Tiffany Brown, Assoc. AIA, who along with Michael Ford and Eryk Christian co-founded the nonprofit Urban Arts Collective (UAC) in 2017, wants underserved and underrepresented kids to know that the design profession needs their skills and talent. “I’m not working in a field that looks like me,” Brown says. “It’s time for me to go back and seek out those kids who need to be designing those spaces.”
Like Ford and Christian, Brown grew up in Detroit in the 1980s and ’90s, in unsafe neighborhoods and public housing complexes. She studied architecture at Lawrence Technological University, in Michigan, and now works at SmithGroupJJR in Detroit. Last fall, she won a Knight Foundation grant for “400 Forward,” a series of camps, workshops, and school events she’s creating to teach African-American girls, in particular, about art, architecture, and planning. Rosa Sheng, FAIA, of SmithGroupJJR, says that Brown’s work is crucial because it is “spreading awareness about the lack of licensed architects who are black women and championing that future for black girls.”

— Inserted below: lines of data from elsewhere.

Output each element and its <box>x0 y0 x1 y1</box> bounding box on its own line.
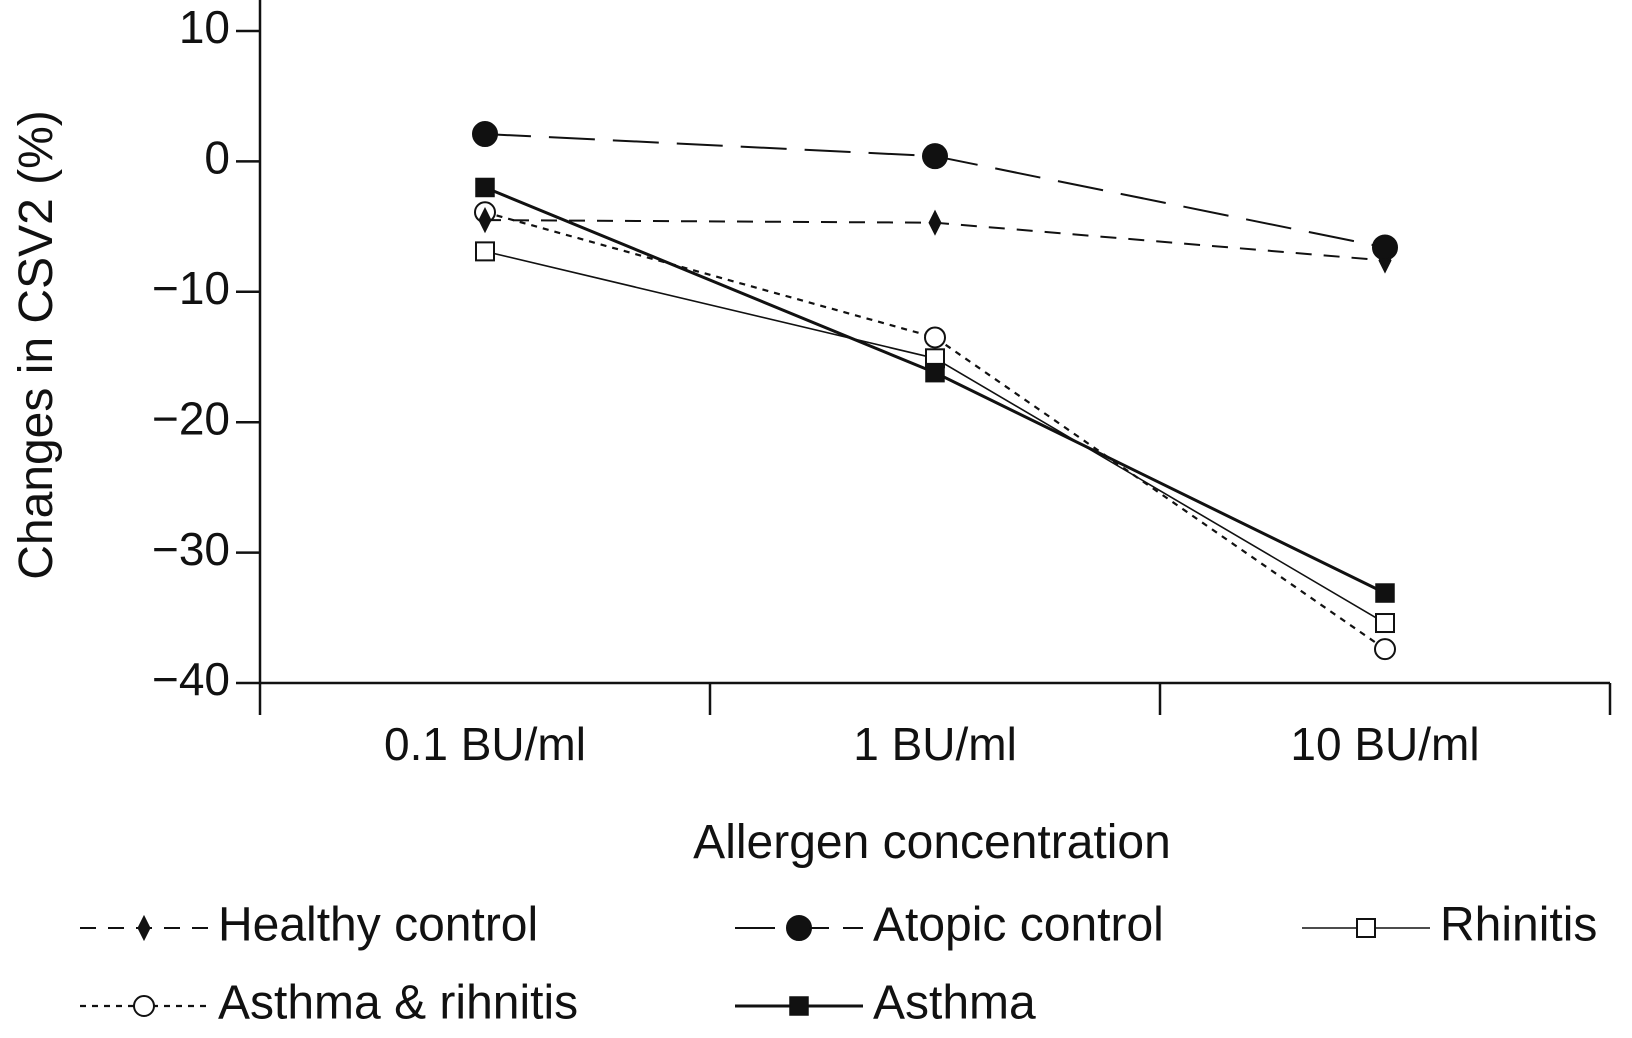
legend-marker <box>786 915 812 941</box>
data-point <box>924 326 946 349</box>
legend-item-asthma-and-rhinitis: Asthma & rihnitis <box>80 977 578 1030</box>
data-point <box>1375 583 1395 603</box>
data-point <box>1375 613 1395 634</box>
x-tick-label: 1 BU/ml <box>853 718 1017 770</box>
legend-label: Rhinitis <box>1440 899 1597 952</box>
data-point <box>928 209 942 236</box>
legend-item-rhinitis: Rhinitis <box>1302 899 1597 952</box>
series-asthma-and-rihnitis <box>474 201 1396 661</box>
x-axis-ticks: 0.1 BU/ml 1 BU/ml 10 BU/ml <box>258 683 1612 770</box>
series-layer <box>472 121 1398 661</box>
series-line <box>484 211 1386 651</box>
legend-marker <box>1356 918 1376 938</box>
series-line <box>484 250 1386 624</box>
x-tick-label: 0.1 BU/ml <box>384 718 586 770</box>
data-point <box>472 121 498 148</box>
legend-swatch <box>735 996 863 1016</box>
y-tick-label: −40 <box>152 653 230 705</box>
legend-label: Asthma <box>873 977 1036 1030</box>
legend-item-asthma: Asthma <box>735 977 1036 1030</box>
legend-swatch <box>1302 918 1430 938</box>
series-atopic-control <box>472 121 1398 261</box>
legend-item-healthy-control: Healthy control <box>80 899 538 952</box>
legend-marker <box>133 995 155 1017</box>
x-tick-label: 10 BU/ml <box>1290 718 1479 770</box>
legend-item-atopic-control: Atopic control <box>735 899 1164 952</box>
series-healthy-control <box>478 206 1392 274</box>
legend-swatch <box>80 914 208 942</box>
data-point <box>1372 234 1398 261</box>
legend-label: Atopic control <box>873 899 1164 952</box>
legend-label: Asthma & rihnitis <box>218 977 578 1030</box>
data-point <box>475 177 495 198</box>
data-point <box>478 206 492 234</box>
series-asthma <box>475 177 1395 603</box>
axes <box>258 0 1610 685</box>
y-tick-label: 0 <box>204 132 230 184</box>
data-point <box>1374 638 1396 661</box>
y-tick-label: 10 <box>179 1 230 53</box>
legend-swatch <box>80 995 208 1017</box>
data-point <box>925 362 945 383</box>
data-point <box>475 241 495 262</box>
y-tick-label: −20 <box>152 392 230 444</box>
data-point <box>922 143 948 170</box>
y-tick-label: −10 <box>152 262 230 314</box>
legend-swatch <box>735 915 863 941</box>
y-axis-ticks: 10 0 −10 −20 −30 −40 <box>152 1 260 705</box>
legend-label: Healthy control <box>218 899 538 952</box>
legend: Healthy control Atopic control Rhinitis … <box>80 899 1597 1030</box>
y-tick-label: −30 <box>152 523 230 575</box>
legend-marker <box>789 996 809 1016</box>
y-axis-title: Changes in CSV2 (%) <box>10 110 63 580</box>
x-axis-title: Allergen concentration <box>693 816 1171 869</box>
series-rhinitis <box>475 241 1395 634</box>
legend-marker <box>137 914 151 942</box>
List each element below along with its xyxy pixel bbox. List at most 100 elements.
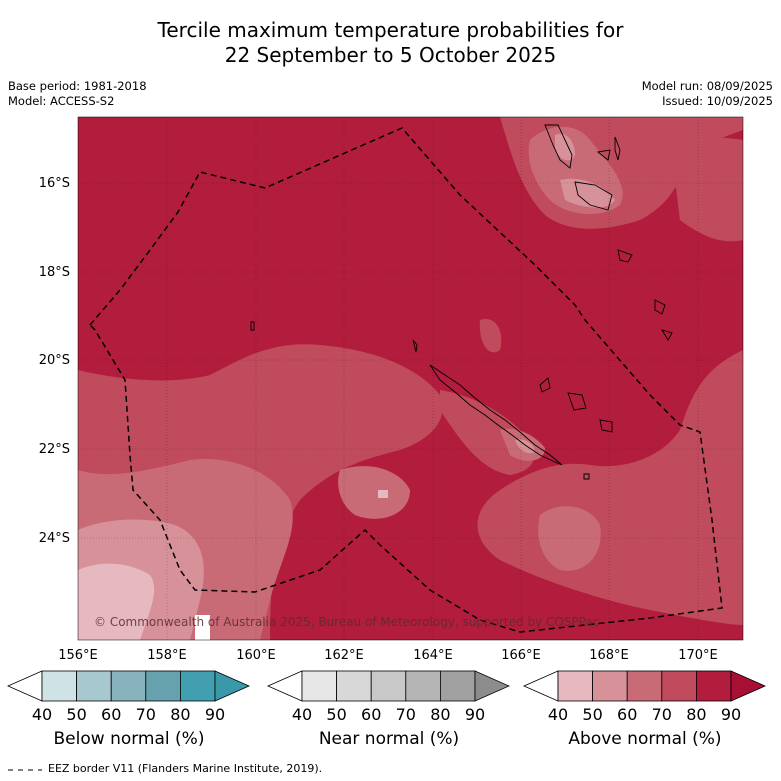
colorbar-2-segment-4 xyxy=(696,670,732,702)
field-50-nc xyxy=(515,439,535,454)
island-coast-8 xyxy=(583,473,590,480)
title-line-1: Tercile maximum temperature probabilitie… xyxy=(157,18,624,42)
colorbar-2-segment-2 xyxy=(626,670,663,702)
colorbar-0-segment-4 xyxy=(179,670,216,702)
colorbar-title-near: Near normal (%) xyxy=(318,729,460,749)
colorbar-0-tick-2: 60 xyxy=(101,705,121,724)
colorbar-1-segment-3 xyxy=(405,670,441,702)
field-70-e xyxy=(477,350,743,625)
field-50-ne xyxy=(555,133,575,161)
colorbar-0-tick-1: 50 xyxy=(66,705,86,724)
colorbar-0-tick-3: 70 xyxy=(136,705,156,724)
field-40-spot xyxy=(378,490,388,498)
colorbar-2-segment-1 xyxy=(592,670,628,702)
colorbar-0-max-arrow xyxy=(214,670,250,702)
island-coast-5 xyxy=(661,329,673,341)
map-frame xyxy=(77,116,744,641)
lat-label-18s: 18°S xyxy=(39,265,70,280)
issued-date: Issued: 10/09/2025 xyxy=(662,94,773,108)
colorbar-1-segment-4 xyxy=(439,670,476,702)
gridlines xyxy=(78,117,743,640)
colorbar-1: 40 50 60 70 80 90 xyxy=(267,670,510,724)
lon-label-170e: 170°E xyxy=(678,648,718,663)
colorbar-1-tick-2: 60 xyxy=(361,705,381,724)
colorbar-2-tick-5: 90 xyxy=(721,705,741,724)
espiritu-santo-coast xyxy=(544,124,573,169)
new-caledonia-coast xyxy=(429,364,563,466)
colorbar-0-segment-0 xyxy=(41,670,77,702)
colorbar-0-segment-3 xyxy=(145,670,181,702)
lon-label-168e: 168°E xyxy=(589,648,629,663)
malekula-coast xyxy=(574,181,613,211)
colorbar-0: 40 50 60 70 80 90 xyxy=(7,670,250,724)
loyalty-island-2 xyxy=(567,392,587,411)
colorbar-0-segment-1 xyxy=(76,670,112,702)
loyalty-island-3 xyxy=(599,419,613,433)
field-60-mid xyxy=(338,466,410,519)
colorbar-2-segment-0 xyxy=(557,670,593,702)
colorbar-2-max-arrow xyxy=(730,670,766,702)
lat-label-20s: 20°S xyxy=(39,353,70,368)
island-coast-3 xyxy=(617,249,633,263)
lat-label-16s: 16°S xyxy=(39,176,70,191)
footer-legend-text: EEZ border V11 (Flanders Marine Institut… xyxy=(48,762,323,775)
colorbar-1-tick-0: 40 xyxy=(292,705,312,724)
colorbar-2-tick-4: 80 xyxy=(686,705,706,724)
meta-left: Base period: 1981-2018 Model: ACCESS-S2 xyxy=(8,79,147,109)
colorbar-1-segment-2 xyxy=(370,670,407,702)
colorbar-0-segment-2 xyxy=(110,670,147,702)
field-50-ne2 xyxy=(560,178,615,208)
colorbar-1-max-arrow xyxy=(474,670,510,702)
colorbar-2-segment-3 xyxy=(661,670,697,702)
lat-label-22s: 22°S xyxy=(39,442,70,457)
loyalty-island-1 xyxy=(539,377,551,393)
colorbar-2-tick-0: 40 xyxy=(548,705,568,724)
island-coast-6 xyxy=(250,321,255,331)
colorbars: 40 50 60 70 80 90 40 50 60 70 80 90 40 50 60 70 80 90 xyxy=(7,670,766,724)
colorbar-2: 40 50 60 70 80 90 xyxy=(523,670,766,724)
field-60-se xyxy=(538,506,601,571)
lat-label-24s: 24°S xyxy=(39,531,70,546)
colorbar-0-min-arrow xyxy=(7,670,43,702)
title-line-2: 22 September to 5 October 2025 xyxy=(224,43,557,67)
field-70-spot xyxy=(479,319,502,353)
colorbar-1-tick-5: 90 xyxy=(465,705,485,724)
lat-labels: 16°S 18°S 20°S 22°S 24°S xyxy=(39,176,70,546)
island-coast-2 xyxy=(614,136,621,161)
colorbar-2-tick-1: 50 xyxy=(582,705,602,724)
model-name: Model: ACCESS-S2 xyxy=(8,94,115,108)
lon-label-164e: 164°E xyxy=(413,648,453,663)
colorbar-2-tick-2: 60 xyxy=(617,705,637,724)
colorbar-1-tick-1: 50 xyxy=(326,705,346,724)
colorbar-title-below: Below normal (%) xyxy=(53,729,205,749)
colorbar-title-above: Above normal (%) xyxy=(568,729,722,749)
island-coast-1 xyxy=(596,149,611,161)
colorbar-1-segment-0 xyxy=(301,670,337,702)
lon-label-158e: 158°E xyxy=(147,648,187,663)
island-coast-4 xyxy=(654,299,666,315)
lon-label-162e: 162°E xyxy=(324,648,364,663)
copyright-notice: © Commonwealth of Australia 2025, Bureau… xyxy=(94,615,599,629)
island-coast-7 xyxy=(412,339,418,353)
colorbar-1-segment-1 xyxy=(336,670,372,702)
lon-label-166e: 166°E xyxy=(501,648,541,663)
map-title: Tercile maximum temperature probabilitie… xyxy=(0,18,781,68)
model-run: Model run: 08/09/2025 xyxy=(641,79,773,93)
colorbar-0-tick-4: 80 xyxy=(170,705,190,724)
colorbar-0-tick-0: 40 xyxy=(32,705,52,724)
colorbar-1-tick-3: 70 xyxy=(396,705,416,724)
base-period: Base period: 1981-2018 xyxy=(8,79,147,93)
eez-border-path xyxy=(88,127,723,633)
field-white-patch xyxy=(195,615,210,640)
meta-right: Model run: 08/09/2025 Issued: 10/09/2025 xyxy=(642,79,773,109)
lon-label-156e: 156°E xyxy=(58,648,98,663)
field-70-ne2 xyxy=(670,137,743,242)
field-40-sw xyxy=(78,563,155,640)
colorbar-2-tick-3: 70 xyxy=(652,705,672,724)
lon-label-160e: 160°E xyxy=(236,648,276,663)
coastlines xyxy=(250,124,673,480)
probability-field xyxy=(78,117,743,640)
colorbar-2-min-arrow xyxy=(523,670,559,702)
colorbar-1-tick-4: 80 xyxy=(430,705,450,724)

Ford and Christian, a professional DJ, both studied architecture at the University of Detroit Mercy. Ford has earned a measure of fame as the creator of the Hip Hop Architecture Camp: weeklong sessions that teach design through hip-hop culture and music—which, as Ford notes, was created in public housing. (He sardonically calls Le Corbusier “the real father of hip-hop.”) Now based in Madison, Wis., Ford is helping that city’s planning department make its work more inclusive and is running an after-school version of his camp for at-risk youth in public schools.
Brown, who loved to draw as a kid and dreamed about working for Disney, never thought about a career in design until a recruiter came to her high school and encouraged her study architecture. She believes it’s essential for kids to see people who look like them working to change their homes and neighborhoods. “I want to give everything I have learned to girls who are walking my path,” she says. “I want to make sure they know it’s up to them to advocate for our communities.”